Thursday 1 August 2013

Socrates and UKIP: Impious Gadflies?

Having just finished watching “The Greeks: Crucible of Civilisation”, which brought back memories of long forgotten ancient history studies from schooldays, two points of interest stood out.

The first was how the city state of Athens, the forerunner of modern Greece, once dominated the world and saw off an unprovoked attack from the mighty Persian empire, before sowing the seeds of its own decline and fall by picking a needless fight with its local rival Sparta and losing the resulting Peloponnesian War. Modern lessons, anyone?

The second, the life and times of the philosopher Socrates, which neatly tied in with the Athenians’ pursuit of their futile war, their loyalty to theological doctrine and their fixation on their past glories. True to form as a nonconformist free thinker, Socrates championed an ethical system based on human reason, and set out to inspire his audiences to think through problems to their logical conclusion. Charged with impiety and corrupting the minds of youth, Socrates relished being described as “a gadfly” and was untroubled by the death sentence that followed the guilty verdict. With supreme irony, it was not then long before Athens welcomed the great philosophical age that lives on to this day.

Let’s take that “gadfly” description, possibly the earliest historical usage of the comparison. Socrates was delighted to be depicted as someone stinging into action the tired old horse that the Athenian city state had become. Could this have been in Michael Howard’s mind when he tied the word in with “crank” before the 2004 European elections to describe UKIP supporters? Unlikely. Probably just “confounded nuisance”. In marked contrast with the subtle “provocative stimulus” paraphrase that UKIP gladly adopted, no doubt mindful of the UK’s apathy in the face of ever encroaching EU powers.

And “impiety”? Well, in Socrates’ times this would have comprised absence of proper respect for the gods of the state, hardly a surprising charge to be levelled against an advocate of reason. Here and now in the UK, we can see all three major parties supporting a modern day god of the state, EU membership, while paying lip service to the cause of reform (pie in the sky as this may be). So if and when the referendum comes, it would not be at all surprising to hear them describing opposition to EU membership as impiety. And indeed lack of propriety, and quite a variety of unpleasant names, as Tom Lehrer would put it.

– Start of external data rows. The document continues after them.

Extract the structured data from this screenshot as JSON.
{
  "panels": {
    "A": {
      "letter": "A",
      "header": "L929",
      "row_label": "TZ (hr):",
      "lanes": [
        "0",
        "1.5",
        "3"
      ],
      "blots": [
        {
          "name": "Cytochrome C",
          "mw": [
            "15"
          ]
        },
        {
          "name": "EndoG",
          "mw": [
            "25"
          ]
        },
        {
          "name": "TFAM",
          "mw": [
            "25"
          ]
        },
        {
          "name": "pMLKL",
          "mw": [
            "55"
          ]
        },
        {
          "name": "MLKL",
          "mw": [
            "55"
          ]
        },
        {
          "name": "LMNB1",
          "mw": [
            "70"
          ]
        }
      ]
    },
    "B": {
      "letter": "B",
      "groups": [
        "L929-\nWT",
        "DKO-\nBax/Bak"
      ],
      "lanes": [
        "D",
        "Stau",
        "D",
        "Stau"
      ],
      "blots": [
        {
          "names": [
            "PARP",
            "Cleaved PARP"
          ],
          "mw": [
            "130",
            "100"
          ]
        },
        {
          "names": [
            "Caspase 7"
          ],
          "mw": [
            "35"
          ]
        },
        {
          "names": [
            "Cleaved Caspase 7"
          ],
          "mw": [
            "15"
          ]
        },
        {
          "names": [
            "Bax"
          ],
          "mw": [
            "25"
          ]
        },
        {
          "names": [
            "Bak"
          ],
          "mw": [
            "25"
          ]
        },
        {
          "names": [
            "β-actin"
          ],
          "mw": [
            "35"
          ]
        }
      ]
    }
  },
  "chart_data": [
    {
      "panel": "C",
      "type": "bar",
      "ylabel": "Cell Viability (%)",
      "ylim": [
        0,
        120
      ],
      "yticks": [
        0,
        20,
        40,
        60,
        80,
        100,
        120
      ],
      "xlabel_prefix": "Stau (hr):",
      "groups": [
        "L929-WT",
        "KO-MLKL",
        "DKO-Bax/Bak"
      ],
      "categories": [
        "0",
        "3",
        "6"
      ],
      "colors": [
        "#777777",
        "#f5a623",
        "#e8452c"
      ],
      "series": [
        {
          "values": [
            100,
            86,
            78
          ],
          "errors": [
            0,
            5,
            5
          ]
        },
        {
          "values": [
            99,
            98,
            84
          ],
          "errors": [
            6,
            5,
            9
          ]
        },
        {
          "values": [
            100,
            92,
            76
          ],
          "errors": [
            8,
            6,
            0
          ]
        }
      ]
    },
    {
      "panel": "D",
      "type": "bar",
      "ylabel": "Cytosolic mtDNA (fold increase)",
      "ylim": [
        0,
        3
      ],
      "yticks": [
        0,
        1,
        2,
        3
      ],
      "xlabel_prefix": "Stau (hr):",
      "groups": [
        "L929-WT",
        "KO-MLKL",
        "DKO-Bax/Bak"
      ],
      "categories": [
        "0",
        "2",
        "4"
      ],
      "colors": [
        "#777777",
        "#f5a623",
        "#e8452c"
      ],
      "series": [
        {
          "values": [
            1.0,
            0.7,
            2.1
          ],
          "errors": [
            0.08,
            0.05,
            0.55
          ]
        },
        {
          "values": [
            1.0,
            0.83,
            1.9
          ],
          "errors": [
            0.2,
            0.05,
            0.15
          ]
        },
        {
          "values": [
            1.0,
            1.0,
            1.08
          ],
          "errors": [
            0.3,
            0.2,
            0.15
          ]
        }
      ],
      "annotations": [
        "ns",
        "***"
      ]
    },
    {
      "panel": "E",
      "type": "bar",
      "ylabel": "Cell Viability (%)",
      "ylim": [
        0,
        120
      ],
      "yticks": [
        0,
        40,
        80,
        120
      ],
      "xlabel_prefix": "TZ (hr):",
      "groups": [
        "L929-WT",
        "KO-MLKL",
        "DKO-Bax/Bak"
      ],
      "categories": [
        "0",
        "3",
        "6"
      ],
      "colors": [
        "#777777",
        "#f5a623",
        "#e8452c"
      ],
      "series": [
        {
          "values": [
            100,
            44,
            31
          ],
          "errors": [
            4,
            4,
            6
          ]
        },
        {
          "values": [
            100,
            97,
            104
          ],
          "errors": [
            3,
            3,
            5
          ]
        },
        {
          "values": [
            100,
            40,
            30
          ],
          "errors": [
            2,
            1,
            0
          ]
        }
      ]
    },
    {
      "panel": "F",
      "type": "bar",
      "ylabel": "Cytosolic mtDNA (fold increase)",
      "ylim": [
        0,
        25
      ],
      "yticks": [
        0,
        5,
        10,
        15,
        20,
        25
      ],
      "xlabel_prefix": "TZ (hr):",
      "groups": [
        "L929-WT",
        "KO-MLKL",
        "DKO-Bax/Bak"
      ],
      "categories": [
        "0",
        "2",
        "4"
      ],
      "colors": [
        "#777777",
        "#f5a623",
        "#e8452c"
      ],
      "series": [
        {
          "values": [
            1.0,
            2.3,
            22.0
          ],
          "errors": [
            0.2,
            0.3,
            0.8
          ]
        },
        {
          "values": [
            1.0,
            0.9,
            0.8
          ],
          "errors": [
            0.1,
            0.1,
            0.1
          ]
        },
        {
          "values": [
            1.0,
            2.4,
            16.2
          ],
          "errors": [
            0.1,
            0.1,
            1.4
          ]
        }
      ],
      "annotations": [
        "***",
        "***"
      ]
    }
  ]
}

But while Socrates was only vindicated after he had taken the hemlock, this is surely the last fate we would wish upon the impious gadfly in the form of Nigel Farage. Far better that he and his kind are given free range to sting the UK horse into action and save it from an undeserved fate in the EU knackers’ yard. And indeed to follow Lehrer's rallying call and use the hemlock to poison the pigeons in the Brussels park.